Die optimale Voliere
Die optimale Voliere
Das Habichtskauz-Wiederansiedlungsprojekt ist ein Steckenpferd des Programmleiters unserer Greifvogelstation, Andi Lischke. Er hat sich vor sieben Jahren persönlich für die Beschaffung zweier Habichtskäuze eingesetzt und die Voliere geplant und gestaltet. Seit bald acht Jahren lebt das Brutpaar in Berg am Irchel und produziert jährlich zwischen ein und fünf Küken. Ich habe Andi gefragt, was es genau ausmacht, dass sich die Habichtskäuze in der Greifvogelstation so wohl fühlen.
Welche Grundüberlegungen hast du dir vor der Erstellung der Habichtskauz-Voliere vor sieben Jahren gemacht?

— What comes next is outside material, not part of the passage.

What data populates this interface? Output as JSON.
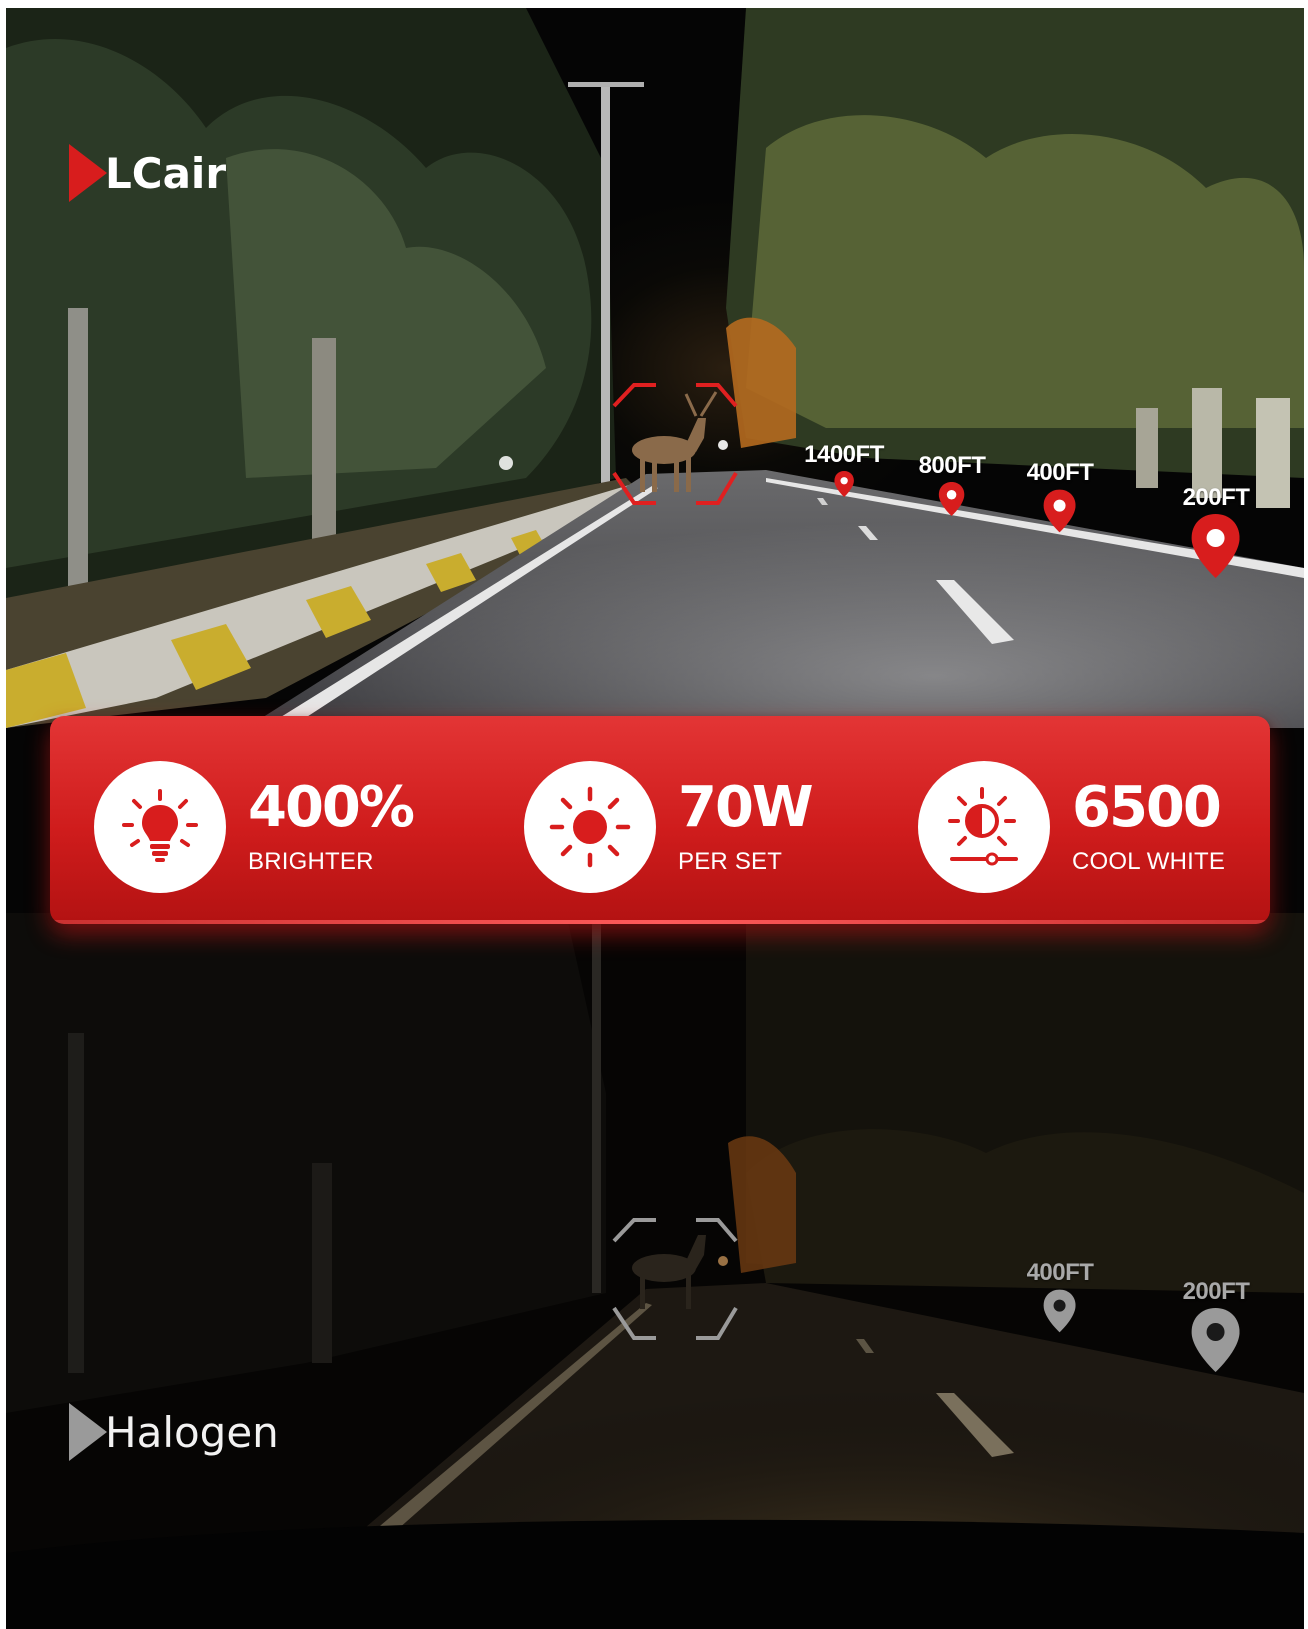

«Eine Voliere soll ein ruhiges, schönes Wohnzimmer für ihre Bewohner sein. Was das für jede Vogelart heisst, muss im Vorfeld erarbeitet werden. Man muss wirklich gut Bescheid wissen über die Wildtiere, die man halten will: Welche Bedürfnisse haben sie im Jahresverlauf, wie sieht ihr natürliches Habitat aus, wie verhalten sie sich und welches Brutverhalten im speziellen zeigen sie, wo halten sie sich am liebsten auf, wie jagen sie und vieles mehr. Allgemein muss man bei Wildtieren ausserdem immer vor Augen haben, dass der Mensch grundsätzlich ein Feind ist und Angst auslöst. Eine optimale Haltung setzt voraus, dass sich die Tiere in ihrem Lebensraum sicher fühlen. Entsprechend muss der Abstand zum Menschen jederzeit gross genug sein und wir sollten die Voliere möglichst wenig betreten. Vögel fühlen sich hinter Gitter wohl, es ist ein optischer Schutz. Sie brauchen Ruhe und eine Rückzugsmöglichkeit.»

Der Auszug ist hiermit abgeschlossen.